7. English Language Learners:
This Toronto eLearning School online course can provide a wide range of options to address the needs of ESL/ELD students. This online course must be flexible in order to accommodate the needs of students who require instruction in English as a second language or English literacy development. The TES teacher considers it to be their responsibility to help students develop their ability to use the English language properly. Appropriate modifications to teaching, learning, and evaluation strategies in this course may be made in order to help students gain proficiency in English, since students taking English as a second language at the secondary level have limited time in which to develop this proficiency.
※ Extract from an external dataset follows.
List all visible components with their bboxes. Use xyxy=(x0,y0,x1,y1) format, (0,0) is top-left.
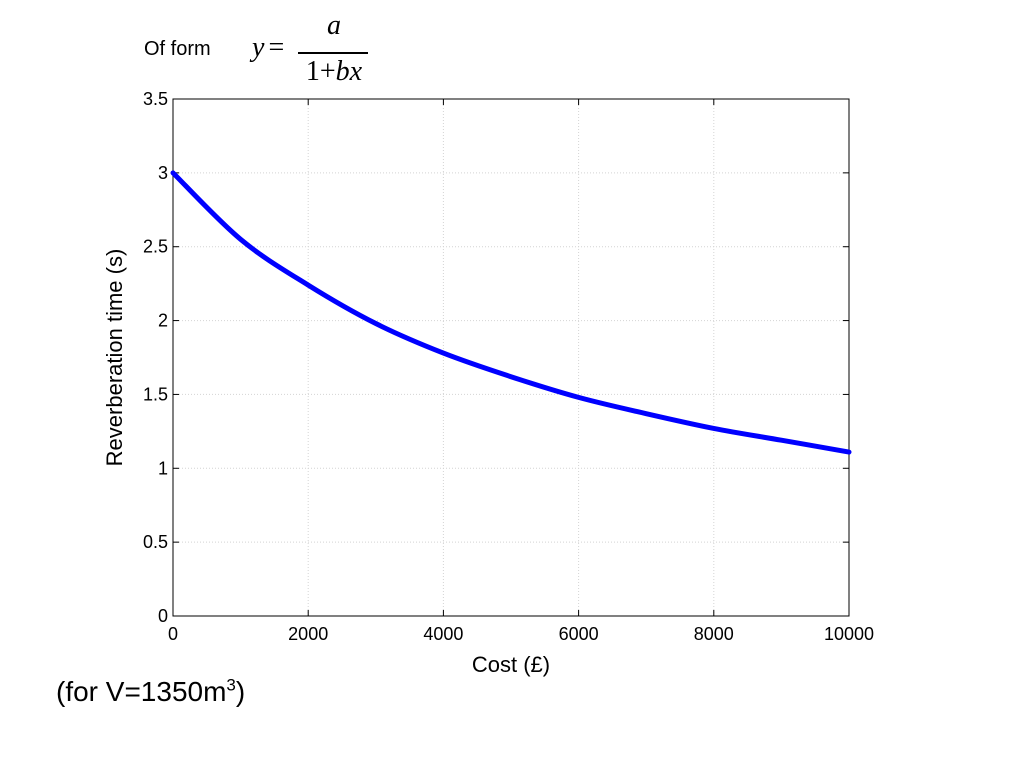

This online course can provide a wide range of options to address the needs of ESL/ELD students. Well written content will aid ESL students in mastering not only the content of this course, but as well, the English language and all of its idiosyncrasies. Toronto eLearning School has created course content to enrich the student’s learning experience. In addition, since many occupations in Canada require employees with capabilities in the English language, many students will learn English language skills which can contribute to their success in the larger world.
8. Career Education:
As the online student progresses through their online course, their teacher is available to help the student prepare for employment in a huge number of diverse areas. With the help of their teacher, students will learn to set and achieve goals and will gain experience in making meaningful decisions concerning their career choices. The skills, knowledge and creativity that students acquire through this online course are essential for a wide range of careers. Throughout their secondary school education, students will learn about the educational and career opportunities that are available to them; explore and evaluate a variety of those opportunities; relate what they learn in their courses to potential careers in a variety of fields; and learn to make appropriate educational and career choices.
9. Cooperative Education and Other Workplace Experiences:
By applying the skills they have developed, students will readily connect their classroom learning to real-life activities in the world in which they live. Cooperative education and other workplace experiences will broaden their knowledge of employment opportunities in a wide range of fields. In addition, students will increase their understanding of workplace practices and the nature of the employer-employee relationship. TES teachers will try to help students link to Ministry programs to ensure that students have information concerning programs and opportunities.
10. Health and Safety:
The Mathematics program provides the reading and analytical skills for the student to be able to explore the variety of concepts relating to health and safety in the workplace. Teachers who provide support for students in workplace learning placements need to assess placements for safety and ensure that students can read and understand the importance of issues relating to health and safety in the workplace.